Car insurance prices at record levels – multiple reasons cited
Whiplash claims, rising taxes and increasing repair bills are the alleged culprits behind premium increases
UK drivers are paying more than ever before for car insurance – and they’re not likely to be impressed by the various explanations being given.
The Association of British Insurers (ABI) says an increase in insurance premium tax, more expensive car repairs and a rise in the number of whiplash claims being made are behind the record premiums, which rose by more than five times the rate of inflation in 2016.
Looking at these aspects individually, it’s clear the insurance industry is being squeezed by a variety of factors. Insurance premium tax (IPT), for example, was introduced in 1994 to make up for the fact the industry isn’t subject to VAT. Since 2011, it has risen from 6% to 10%, with a further 2% increase due in June 2017.
Another reason for increasing premiums is the fact cars are said to be getting more expensive to repair. This is down to their ever-increasing sophistication; according to the ABI’s figures, the average cost of fixing a damaged car has increased by 32% over the last three years.
Whiplash injuries are also said to be hitting the industry hard, with personal injury claims increasing by 2.3% compared to 2015. Although the government’s recently announced investigation into whiplash claims is expected to see the average car insurance premium fall by £40 a year, it’s unclear at present when this will materialise.
And the bad news doesn’t stop there. Rob Cummings from the ABI said the government’s decision to review the ‘discount rate’ could see insurance rise again and will throw “fuel on the fire” of increasing premiums.
The discount rate determines how much insurance companies can deduct from lump-sum payouts to injured parties following an accident claim. It’s designed to reflect the interest those receiving compensation will receive, assuming they choose to invest their compensation. It’s been set at 2.5% since 2001, but a lower rate would force insurers to pay out more, with those costs being passed on to consumers.

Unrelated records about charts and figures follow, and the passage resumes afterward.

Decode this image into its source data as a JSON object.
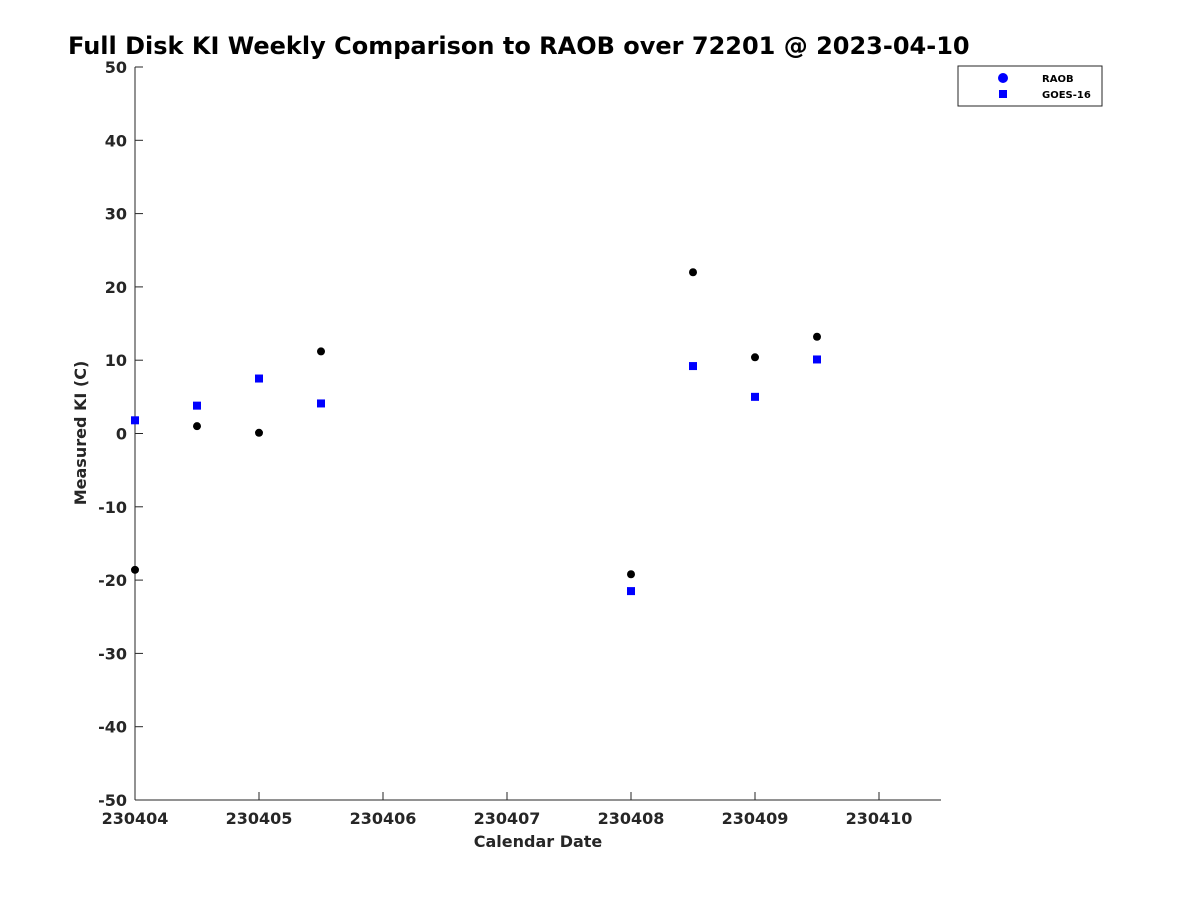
{
  "chart_data": {
    "type": "scatter",
    "title": "Full Disk KI Weekly Comparison to RAOB over 72201 @ 2023-04-10",
    "xlabel": "Calendar Date",
    "ylabel": "Measured KI (C)",
    "xlim": [
      "2023-04-04",
      "2023-04-10 12:00"
    ],
    "ylim": [
      -50,
      50
    ],
    "x_ticks": [
      {
        "value": "2023-04-04",
        "label": "230404"
      },
      {
        "value": "2023-04-05",
        "label": "230405"
      },
      {
        "value": "2023-04-06",
        "label": "230406"
      },
      {
        "value": "2023-04-07",
        "label": "230407"
      },
      {
        "value": "2023-04-08",
        "label": "230408"
      },
      {
        "value": "2023-04-09",
        "label": "230409"
      },
      {
        "value": "2023-04-10",
        "label": "230410"
      }
    ],
    "y_ticks": [
      {
        "value": 50,
        "label": "50"
      },
      {
        "value": 40,
        "label": "40"
      },
      {
        "value": 30,
        "label": "30"
      },
      {
        "value": 20,
        "label": "20"
      },
      {
        "value": 10,
        "label": "10"
      },
      {
        "value": 0,
        "label": "0"
      },
      {
        "value": -10,
        "label": "-10"
      },
      {
        "value": -20,
        "label": "-20"
      },
      {
        "value": -30,
        "label": "-30"
      },
      {
        "value": -40,
        "label": "-40"
      },
      {
        "value": -50,
        "label": "-50"
      }
    ],
    "grid": false,
    "legend_position": "top-right",
    "series": [
      {
        "name": "RAOB",
        "marker": "circle",
        "color": "#000000",
        "legend_color": "#0000ff",
        "points": [
          {
            "x": "2023-04-04 00:00",
            "y": -18.6
          },
          {
            "x": "2023-04-04 12:00",
            "y": 1.0
          },
          {
            "x": "2023-04-05 00:00",
            "y": 0.1
          },
          {
            "x": "2023-04-05 12:00",
            "y": 11.2
          },
          {
            "x": "2023-04-08 00:00",
            "y": -19.2
          },
          {
            "x": "2023-04-08 12:00",
            "y": 22.0
          },
          {
            "x": "2023-04-09 00:00",
            "y": 10.4
          },
          {
            "x": "2023-04-09 12:00",
            "y": 13.2
          }
        ]
      },
      {
        "name": "GOES-16",
        "marker": "square",
        "color": "#0000ff",
        "legend_color": "#0000ff",
        "points": [
          {
            "x": "2023-04-04 00:00",
            "y": 1.8
          },
          {
            "x": "2023-04-04 12:00",
            "y": 3.8
          },
          {
            "x": "2023-04-05 00:00",
            "y": 7.5
          },
          {
            "x": "2023-04-05 12:00",
            "y": 4.1
          },
          {
            "x": "2023-04-08 00:00",
            "y": -21.5
          },
          {
            "x": "2023-04-08 12:00",
            "y": 9.2
          },
          {
            "x": "2023-04-09 00:00",
            "y": 5.0
          },
          {
            "x": "2023-04-09 12:00",
            "y": 10.1
          }
        ]
      }
    ]
  }
}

While these trends undoubtedly impact the insurance industry’s bottom line, Aviva, the UK’s largest insurer, made an operating profit of over £1.3billion in the first half of 2016, a 13% increase compared to the previous half-year. Axa, Europe’s second largest insurer, posted a net profit of £2.5billion over the same period – a modest 4% increase.
The average cost of a UK car insurance premium in 2016 was £462, which represents a 9.3% increase over the previous year.